この場合には同じ発言をしたにもかかわらず,指導者Aはセクシャルハラスメントを行ったことにはならない一方で,指導者Bはセクシャルハラスメントを行ったことになってしまいます.
もちろん普段からの指導者である理学療法士・作業療法士と臨床実習生の信頼関係が重要であるわけですが,まだ信頼関係が構築されていない実習初期にはちょっとした発言がセクシャルハラスメントになってしまう可能性が高いと考えられます.
パワーハラスメント・アカデミックハラスメントの判断基準
パワーハラスメントとは職務遂行上の有意な立場を利用した不当な言動によって相手に苦痛や不利益を与えることと定義されます.

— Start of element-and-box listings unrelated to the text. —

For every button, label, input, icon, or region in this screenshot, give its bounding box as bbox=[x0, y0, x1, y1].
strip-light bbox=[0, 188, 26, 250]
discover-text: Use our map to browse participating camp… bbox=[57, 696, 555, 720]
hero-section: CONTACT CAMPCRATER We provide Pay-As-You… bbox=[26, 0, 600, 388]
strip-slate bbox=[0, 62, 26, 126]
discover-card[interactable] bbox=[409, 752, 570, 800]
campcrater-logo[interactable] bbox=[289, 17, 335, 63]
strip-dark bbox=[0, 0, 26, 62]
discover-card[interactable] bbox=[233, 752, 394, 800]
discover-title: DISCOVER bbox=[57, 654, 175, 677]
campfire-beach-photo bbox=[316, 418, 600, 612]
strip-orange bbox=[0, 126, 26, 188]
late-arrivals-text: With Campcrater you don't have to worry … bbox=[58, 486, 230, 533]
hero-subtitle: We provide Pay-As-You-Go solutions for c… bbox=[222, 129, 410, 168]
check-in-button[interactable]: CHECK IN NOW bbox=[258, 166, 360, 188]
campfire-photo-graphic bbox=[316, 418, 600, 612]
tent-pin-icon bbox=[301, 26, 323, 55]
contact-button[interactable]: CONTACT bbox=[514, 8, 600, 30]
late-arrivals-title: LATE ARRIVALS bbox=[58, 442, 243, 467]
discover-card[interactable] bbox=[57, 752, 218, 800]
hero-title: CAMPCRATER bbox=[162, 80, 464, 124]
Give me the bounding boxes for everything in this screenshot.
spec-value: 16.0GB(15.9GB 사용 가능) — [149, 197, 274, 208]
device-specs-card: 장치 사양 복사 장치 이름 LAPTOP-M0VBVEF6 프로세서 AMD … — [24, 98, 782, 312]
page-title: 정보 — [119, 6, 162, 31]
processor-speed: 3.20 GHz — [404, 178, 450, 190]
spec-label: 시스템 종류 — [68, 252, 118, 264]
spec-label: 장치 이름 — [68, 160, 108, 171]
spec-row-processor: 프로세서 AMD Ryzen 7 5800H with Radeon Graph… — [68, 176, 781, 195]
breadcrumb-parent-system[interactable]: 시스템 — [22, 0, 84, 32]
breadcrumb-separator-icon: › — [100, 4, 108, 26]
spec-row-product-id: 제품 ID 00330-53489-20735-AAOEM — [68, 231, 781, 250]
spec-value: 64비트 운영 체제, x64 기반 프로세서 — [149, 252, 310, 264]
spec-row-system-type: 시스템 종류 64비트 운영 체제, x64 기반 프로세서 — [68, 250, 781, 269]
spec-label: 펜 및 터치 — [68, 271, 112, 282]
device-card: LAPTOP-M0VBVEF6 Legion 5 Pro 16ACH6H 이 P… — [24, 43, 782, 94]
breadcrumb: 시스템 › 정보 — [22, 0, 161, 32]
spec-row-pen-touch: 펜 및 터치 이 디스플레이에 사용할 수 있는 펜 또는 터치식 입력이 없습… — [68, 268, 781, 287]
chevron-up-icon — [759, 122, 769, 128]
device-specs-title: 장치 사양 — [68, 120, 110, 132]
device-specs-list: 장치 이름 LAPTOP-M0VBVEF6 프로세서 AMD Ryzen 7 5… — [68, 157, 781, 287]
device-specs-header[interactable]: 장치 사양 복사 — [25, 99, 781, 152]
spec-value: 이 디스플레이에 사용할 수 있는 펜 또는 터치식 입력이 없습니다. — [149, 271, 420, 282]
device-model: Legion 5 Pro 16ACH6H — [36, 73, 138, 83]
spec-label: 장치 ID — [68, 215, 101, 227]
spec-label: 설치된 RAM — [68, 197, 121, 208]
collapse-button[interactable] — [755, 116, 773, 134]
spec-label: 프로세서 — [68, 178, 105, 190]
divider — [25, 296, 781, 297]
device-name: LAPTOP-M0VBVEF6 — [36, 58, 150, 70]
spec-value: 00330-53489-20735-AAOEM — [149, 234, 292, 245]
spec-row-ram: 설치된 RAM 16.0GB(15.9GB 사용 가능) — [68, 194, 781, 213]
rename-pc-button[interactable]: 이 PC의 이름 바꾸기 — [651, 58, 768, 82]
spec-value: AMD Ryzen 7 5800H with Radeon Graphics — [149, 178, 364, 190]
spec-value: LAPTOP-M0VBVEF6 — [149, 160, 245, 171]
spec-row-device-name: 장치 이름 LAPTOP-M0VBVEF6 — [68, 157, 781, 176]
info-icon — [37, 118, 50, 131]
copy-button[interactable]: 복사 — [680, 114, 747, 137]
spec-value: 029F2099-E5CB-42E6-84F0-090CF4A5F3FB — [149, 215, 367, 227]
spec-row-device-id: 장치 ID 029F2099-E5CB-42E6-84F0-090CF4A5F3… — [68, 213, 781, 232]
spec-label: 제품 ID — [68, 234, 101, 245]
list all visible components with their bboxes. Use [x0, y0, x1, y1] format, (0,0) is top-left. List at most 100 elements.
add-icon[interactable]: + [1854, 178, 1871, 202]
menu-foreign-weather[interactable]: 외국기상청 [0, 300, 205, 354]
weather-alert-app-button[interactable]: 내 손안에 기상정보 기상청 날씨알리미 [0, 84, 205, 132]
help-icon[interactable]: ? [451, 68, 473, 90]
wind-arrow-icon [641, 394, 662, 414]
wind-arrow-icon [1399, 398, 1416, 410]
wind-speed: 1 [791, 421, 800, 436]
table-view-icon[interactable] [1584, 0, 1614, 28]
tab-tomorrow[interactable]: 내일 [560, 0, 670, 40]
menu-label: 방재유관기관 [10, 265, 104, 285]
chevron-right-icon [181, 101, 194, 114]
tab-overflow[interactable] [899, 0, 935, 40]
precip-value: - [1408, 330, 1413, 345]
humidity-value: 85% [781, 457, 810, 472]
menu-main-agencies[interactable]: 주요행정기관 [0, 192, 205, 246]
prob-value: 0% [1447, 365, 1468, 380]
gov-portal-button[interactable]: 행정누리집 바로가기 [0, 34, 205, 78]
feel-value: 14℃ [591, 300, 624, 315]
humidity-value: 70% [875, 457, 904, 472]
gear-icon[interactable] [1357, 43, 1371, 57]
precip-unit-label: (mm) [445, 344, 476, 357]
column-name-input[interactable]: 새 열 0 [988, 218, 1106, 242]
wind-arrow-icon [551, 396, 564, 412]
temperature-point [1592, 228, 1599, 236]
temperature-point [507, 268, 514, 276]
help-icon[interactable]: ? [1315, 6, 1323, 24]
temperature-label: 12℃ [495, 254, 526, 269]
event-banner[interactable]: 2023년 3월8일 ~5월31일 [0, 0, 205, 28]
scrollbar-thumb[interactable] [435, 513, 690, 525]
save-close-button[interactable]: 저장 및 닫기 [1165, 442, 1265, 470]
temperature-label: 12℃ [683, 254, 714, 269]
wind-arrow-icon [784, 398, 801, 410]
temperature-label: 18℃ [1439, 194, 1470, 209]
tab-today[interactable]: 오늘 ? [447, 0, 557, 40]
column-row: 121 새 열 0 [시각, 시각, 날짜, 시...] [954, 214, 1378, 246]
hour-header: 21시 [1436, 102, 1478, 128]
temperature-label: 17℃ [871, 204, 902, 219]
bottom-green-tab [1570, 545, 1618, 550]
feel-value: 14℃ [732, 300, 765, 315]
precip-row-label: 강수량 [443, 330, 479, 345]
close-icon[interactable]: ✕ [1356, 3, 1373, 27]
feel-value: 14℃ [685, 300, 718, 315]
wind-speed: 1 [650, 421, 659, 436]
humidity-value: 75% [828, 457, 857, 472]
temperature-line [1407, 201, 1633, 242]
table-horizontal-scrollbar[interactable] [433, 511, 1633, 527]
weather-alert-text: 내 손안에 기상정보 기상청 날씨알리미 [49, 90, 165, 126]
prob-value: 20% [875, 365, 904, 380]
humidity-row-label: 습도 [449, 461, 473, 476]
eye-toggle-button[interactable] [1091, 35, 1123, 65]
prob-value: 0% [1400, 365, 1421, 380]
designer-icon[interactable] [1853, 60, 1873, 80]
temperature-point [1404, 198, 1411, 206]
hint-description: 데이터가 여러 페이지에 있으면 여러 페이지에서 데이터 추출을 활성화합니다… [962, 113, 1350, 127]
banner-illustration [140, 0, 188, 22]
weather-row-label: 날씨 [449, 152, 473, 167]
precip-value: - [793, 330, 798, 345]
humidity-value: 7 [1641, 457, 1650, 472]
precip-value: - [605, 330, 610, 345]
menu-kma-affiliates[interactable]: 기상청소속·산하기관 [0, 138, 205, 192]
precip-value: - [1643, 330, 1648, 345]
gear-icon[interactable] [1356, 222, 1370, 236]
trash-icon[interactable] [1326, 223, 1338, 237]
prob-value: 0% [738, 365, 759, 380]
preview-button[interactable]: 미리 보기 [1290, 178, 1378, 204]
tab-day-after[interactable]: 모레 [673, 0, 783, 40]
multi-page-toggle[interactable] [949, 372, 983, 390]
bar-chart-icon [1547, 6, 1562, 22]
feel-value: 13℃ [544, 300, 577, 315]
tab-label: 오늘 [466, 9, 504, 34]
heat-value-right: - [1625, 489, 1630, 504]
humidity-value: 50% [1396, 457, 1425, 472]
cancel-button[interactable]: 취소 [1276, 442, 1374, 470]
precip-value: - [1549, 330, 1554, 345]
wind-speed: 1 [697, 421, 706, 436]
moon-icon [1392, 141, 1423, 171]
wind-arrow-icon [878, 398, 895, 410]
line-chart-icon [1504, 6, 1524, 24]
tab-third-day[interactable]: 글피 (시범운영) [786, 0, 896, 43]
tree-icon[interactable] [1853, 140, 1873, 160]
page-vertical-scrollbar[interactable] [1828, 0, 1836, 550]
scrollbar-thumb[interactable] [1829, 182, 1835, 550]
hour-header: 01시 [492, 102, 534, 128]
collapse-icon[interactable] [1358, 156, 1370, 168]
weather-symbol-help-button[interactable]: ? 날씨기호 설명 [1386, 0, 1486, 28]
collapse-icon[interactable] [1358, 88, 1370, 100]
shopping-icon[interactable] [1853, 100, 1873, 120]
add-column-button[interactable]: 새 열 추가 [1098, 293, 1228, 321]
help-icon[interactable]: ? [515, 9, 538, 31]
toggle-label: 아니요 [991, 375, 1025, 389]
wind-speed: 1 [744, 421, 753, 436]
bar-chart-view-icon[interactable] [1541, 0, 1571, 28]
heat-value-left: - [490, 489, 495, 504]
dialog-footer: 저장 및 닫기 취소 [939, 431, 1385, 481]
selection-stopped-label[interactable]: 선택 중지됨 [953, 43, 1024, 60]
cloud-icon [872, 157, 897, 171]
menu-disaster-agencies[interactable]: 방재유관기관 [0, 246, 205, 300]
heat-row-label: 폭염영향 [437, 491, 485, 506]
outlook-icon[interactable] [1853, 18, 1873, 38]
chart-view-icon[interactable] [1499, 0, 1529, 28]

またアカデミック・ハラスメントとは教育または研究上の有意な立場を利用した不当な言動により相手に苦痛や不利益を与えることと定義されます.
臨床実習ではこの両方のハラスメントが起こり得ると考えられます.
パワーハラスメント・アカデミックハラスメントの場合にはセクシャルハラスメントとは基準が異なります.
パワーハラスメント・アカデミックハラスメントの場合には判断基準として客観的な判断が重要視されます.
当事者による判断ではなく第3者がみたときにハラスメントに当たるかどうかといった判断がなされるわけです.
つまりパワーハラスメント・アカデミックハラスメントの場合には,指導者Aと指導者Bの間で発言した内容や臨床実習生対して行った行為が同様の発言・行為であれば,ある程度同じ判断が下されることになります.
今回は理学療法士・作業療法士も無視できない臨床実習におけるハラスメント問題に関しての判断基準について考えてみました.
ハラスメントについて考慮する必要があるのは何も臨床実習に限ったことではありません.
職場での新人教育などの際にも注意が必要です.
またパワーハラスメント・アカデミックハラスメントというと上司や先輩から後輩へといった構図を思い浮かべられる方も多いと思いますが,後輩から上司・先輩へといったこともあり得るわけです.
自分には関係ないと考えず,自分の発言や行為がハラスメントになっていないかを考えながら仕事をしていく必要があるでしょう.